I found much of the book engaging, and not negative at all. Whatever idea you are trying to squash down will only continue to pop What a clever and amusing and interesting and thoughtful book! If there’s one book you gotta read on feeling happy whatever that means for youangidote it this one.
The Pursuit Of Happiness. I have antkdote it on and off for about 40 years, and always get fed up with it after just a short time. Most of time, we can only get what we already “know”. See how the Daily Mail taps into the fear of a large segment of the middle class that their respectable status is vulnerable and could be taken away any minute by a government or Europe that doesn’t care.

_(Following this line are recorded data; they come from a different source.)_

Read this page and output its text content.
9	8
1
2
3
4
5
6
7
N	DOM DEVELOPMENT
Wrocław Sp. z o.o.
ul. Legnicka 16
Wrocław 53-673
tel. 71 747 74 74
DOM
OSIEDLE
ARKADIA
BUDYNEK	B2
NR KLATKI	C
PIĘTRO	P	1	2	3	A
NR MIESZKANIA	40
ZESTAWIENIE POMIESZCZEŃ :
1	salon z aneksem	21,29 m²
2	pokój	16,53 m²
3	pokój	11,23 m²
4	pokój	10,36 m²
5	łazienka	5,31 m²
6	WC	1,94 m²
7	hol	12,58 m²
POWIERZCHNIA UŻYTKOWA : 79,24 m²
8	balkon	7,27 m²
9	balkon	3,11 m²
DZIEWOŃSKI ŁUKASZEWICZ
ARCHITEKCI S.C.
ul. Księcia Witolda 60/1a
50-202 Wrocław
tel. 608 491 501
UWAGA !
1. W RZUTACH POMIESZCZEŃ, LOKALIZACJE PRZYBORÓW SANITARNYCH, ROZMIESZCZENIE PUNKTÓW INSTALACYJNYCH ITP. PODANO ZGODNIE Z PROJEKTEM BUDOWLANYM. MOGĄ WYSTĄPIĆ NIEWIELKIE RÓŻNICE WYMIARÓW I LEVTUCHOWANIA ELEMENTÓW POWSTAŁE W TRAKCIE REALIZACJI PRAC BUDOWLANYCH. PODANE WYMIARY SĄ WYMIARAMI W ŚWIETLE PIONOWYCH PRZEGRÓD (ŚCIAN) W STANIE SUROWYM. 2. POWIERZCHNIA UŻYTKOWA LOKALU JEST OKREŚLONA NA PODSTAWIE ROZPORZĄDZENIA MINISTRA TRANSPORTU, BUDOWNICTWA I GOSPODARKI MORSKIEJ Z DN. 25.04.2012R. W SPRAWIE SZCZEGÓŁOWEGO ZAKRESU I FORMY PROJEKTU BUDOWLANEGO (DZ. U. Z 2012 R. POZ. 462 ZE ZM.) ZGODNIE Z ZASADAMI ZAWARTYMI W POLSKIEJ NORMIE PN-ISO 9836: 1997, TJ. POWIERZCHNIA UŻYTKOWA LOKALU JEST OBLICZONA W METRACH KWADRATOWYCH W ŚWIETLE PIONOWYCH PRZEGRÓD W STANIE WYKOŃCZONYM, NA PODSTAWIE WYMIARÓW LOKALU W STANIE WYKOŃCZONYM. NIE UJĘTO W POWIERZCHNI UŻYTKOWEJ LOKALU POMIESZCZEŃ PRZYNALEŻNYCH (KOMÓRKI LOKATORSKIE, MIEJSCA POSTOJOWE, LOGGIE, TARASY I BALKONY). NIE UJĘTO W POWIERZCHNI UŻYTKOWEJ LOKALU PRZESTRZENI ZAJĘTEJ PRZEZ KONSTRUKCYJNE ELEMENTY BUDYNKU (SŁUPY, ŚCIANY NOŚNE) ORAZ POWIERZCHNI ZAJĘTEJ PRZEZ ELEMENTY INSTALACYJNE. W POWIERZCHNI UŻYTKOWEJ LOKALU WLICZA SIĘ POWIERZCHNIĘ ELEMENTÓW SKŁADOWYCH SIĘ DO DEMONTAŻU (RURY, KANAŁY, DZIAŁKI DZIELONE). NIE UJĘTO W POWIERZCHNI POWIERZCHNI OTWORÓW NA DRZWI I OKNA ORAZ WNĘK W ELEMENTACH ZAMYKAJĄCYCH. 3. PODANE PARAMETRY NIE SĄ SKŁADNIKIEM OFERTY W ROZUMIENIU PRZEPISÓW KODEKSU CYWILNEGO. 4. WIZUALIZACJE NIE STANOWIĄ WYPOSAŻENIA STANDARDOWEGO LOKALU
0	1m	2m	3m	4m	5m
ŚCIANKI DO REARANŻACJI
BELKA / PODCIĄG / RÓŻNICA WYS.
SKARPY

The Antidote by Oliver Burkeman – review | Books | The Guardian
Rather than thinking about everything in a positive way, it is much antidte to see things realistically, accurately, and truthfully. Ponder the difference between a terrible situation and a merely undesirable one, and the latter becomes much easier to tolerate. Damage will be done. For the Buddhists, a willingness to observe the ‘inner weather’ of your thoughts and emotions is the key to understanding that they need not dictate your actions. Scientists burleman in research have to accept failure on a daily basis as research may not back up their theories bureman experiments can go wrong for a multitude of reasons.
I would not be the type of person to read self-help books at all but when the challenge came up for me to read something completely new, I took the chance to dive right in.
The Antidote: Happiness for People Who Can’t Stand Positive Thinking by Oliver Burkeman
Nor do I keep remembering it periodically I found that I was in familiar territory in a number of the chapters, having studied Buddhist philosophy and meditation techniques as well as cognitive behavioral therapy. He travels to Kibera in Kenya to see just why it is that the impoverished, slum-dwelling residents still seem to be pretty happy. It’s a great little book to help you with new ideas and say that you are not antieote freak and nothing is wrong with you.
Each of these is antodote different way of resisting the ‘irritable reaching’ after better circumstances, or better thoughts and feelings This starts off well with some humorous comments on positive thinking.